Coconut, the fruit of the coconut palm tree, is a staple in tropical regions, with its origins believed to trace back to Indo-Malaya.
The mature coconut, approximately 30 cm (about 12 inches) in length, features an oval shape encased in a thick, fibrous husk and a tough inner shell protecting the coveted kernel. Within this shell lies the white, oily meat, accompanied by a sweet-tasting, milky fluid, which adds to its allure and versatility.
In Southeast Asian cuisine, coconut holds a revered status, serving as a cornerstone ingredient in countless dishes. Indonesians, in particular, celebrate the coconut for its multifaceted uses, often likening its versatility to the number of days in a year. Notably, coconut milk, a quintessential component of the region’s culinary repertoire, is extracted not from the liquid within the nut but from the grated flesh. This process involves soaking the grated flesh in hot water or scalded milk, followed by straining to obtain thick coconut milk. Subsequent processing yields thin coconut milk, while coconut cream naturally forms as the product settles, with the cream rising to the top.
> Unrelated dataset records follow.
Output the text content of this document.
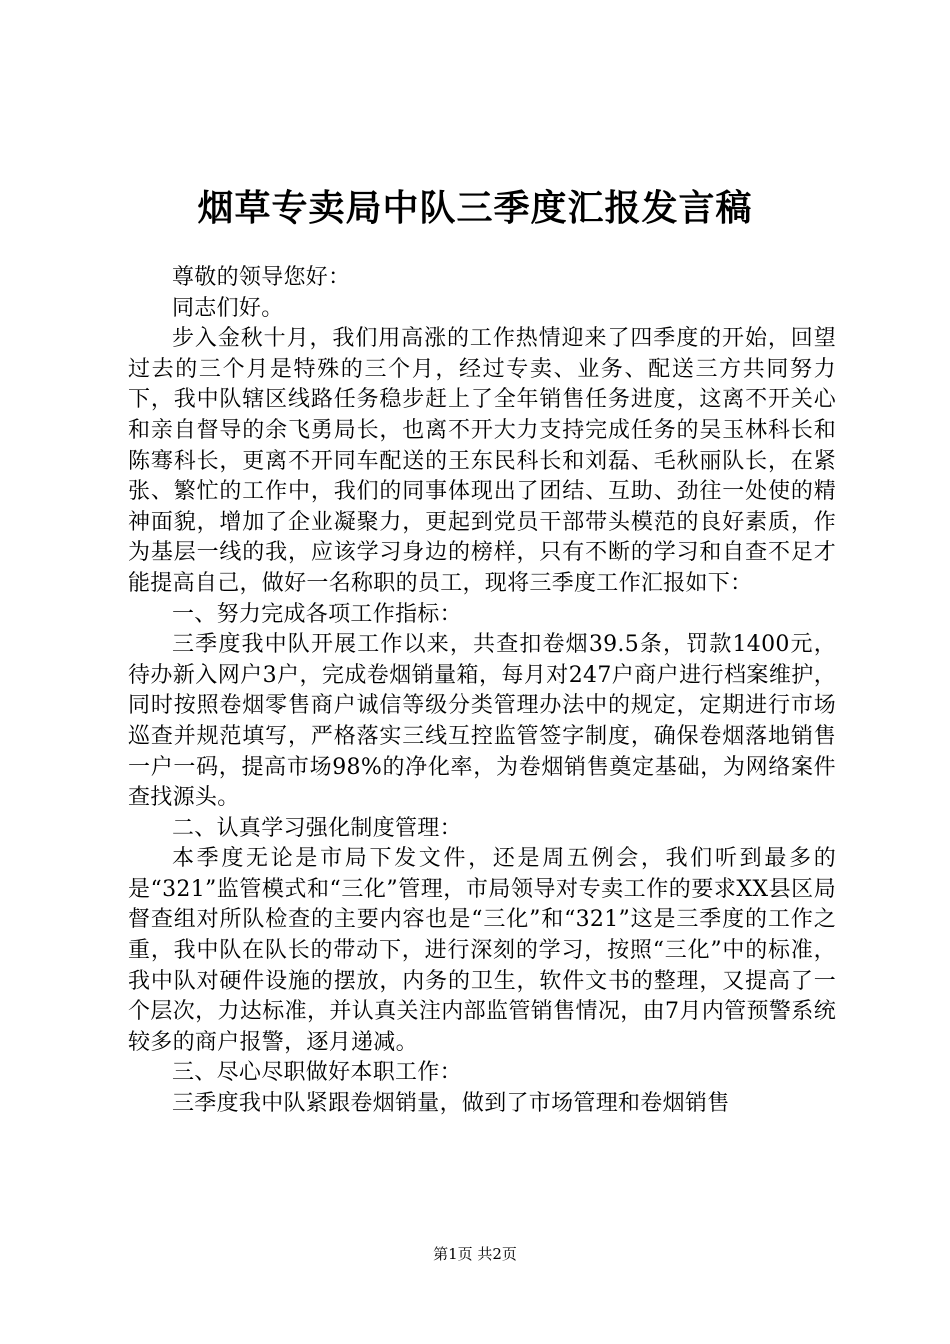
烟草专卖局中队三季度汇报发言稿

尊敬的领导您好：

同志们好。

步入金秋十月，我们用高涨的工作热情迎来了四季度的开始，回望过去的三个月是特殊的三个月，经过专卖、业务、配送三方共同努力下，我中队辖区线路任务稳步赶上了全年销售任务进度，这离不开关心和亲自督导的余飞勇局长，也离不开大力支持完成任务的吴玉林科长和陈骞科长，更离不开同车配送的王东民科长和刘磊、毛秋丽队长，在紧张、繁忙的工作中，我们的同事体现出了团结、互助、劲往一处使的精神面貌，增加了企业凝聚力，更起到党员干部带头模范的良好素质，作为基层一线的我，应该学习身边的榜样，只有不断的学习和自查不足才能提高自己，做好一名称职的员工，现将三季度工作汇报如下：

一、努力完成各项工作指标：

三季度我中队开展工作以来，共查扣卷烟39.5条，罚款1400元，待办新入网户3户，完成卷烟销量箱，每月对247户商户进行档案维护，同时按照卷烟零售商户诚信等级分类管理办法中的规定，定期进行市场巡查并规范填写，严格落实三线互控监管签字制度，确保卷烟落地销售一户一码，提高市场98%的净化率，为卷烟销售奠定基础，为网络案件查找源头。

二、认真学习强化制度管理：

本季度无论是市局下发文件，还是周五例会，我们听到最多的是“321”监管模式和“三化”管理，市局领导对专卖工作的要求XX县区局督查组对所队检查的主要内容也是“三化”和“321”这是三季度的工作之重，我中队在队长的带动下，进行深刻的学习，按照“三化”中的标准，我中队对硬件设施的摆放，内务的卫生，软件文书的整理，又提高了一个层次，力达标准，并认真关注内部监管销售情况，由7月内管预警系统较多的商户报警，逐月递减。

三、尽心尽职做好本职工作：

三季度我中队紧跟卷烟销量，做到了市场管理和卷烟销售

第1页 共2页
In Asian culinary traditions, coconut milk is prized for its creamy texture and tropical essence. Its rich flavor profile adds depth and complexity to dishes, enhancing both savory and sweet creations. From aromatic Thai curries to indulgent Malaysian desserts, coconut milk plays a central role, imparting a distinctive taste and aroma that epitomizes the culinary diversity of Southeast Asia. In Thai cuisine, coconut milk is a key component in green and red curries, as well as in tom kha gai (coconut soup). In Malaysian and Indonesian cooking, it’s used in rendang and laksa. Filipino recipes often feature coconut milk in dishes like ginataang gulay and bicol express. The versatility of coconut milk allows it to be used in both savory and sweet dishes, making it a staple in many kitchens.
Storage and Usage
Coconut cream and milk are regularly available in cans as well as cartons at most supermarkets, with the latter also available in dehydrated powdered form. Our favorite is the canned variety due to its long shelf life, which makes keeping a can on hand in the pantry easy. Prior to use, it is important to shake and stir the contents of the tin before use, as the milk has a tendency to separate, with the creamy parts rising to the top of the tin. Once opened, the coconut cream or milk should be stored in the fridge and used within a few days. Alternatively, you can freeze any unused portion. We generally spoon out 50 ml portions into freezer bags so that we have the correct amount to drop into the next curry. Freezing the cream or milk in ice cube trays is also a popular method of saving any unused portions. This method allows you to use only what you need without defrosting an entire container.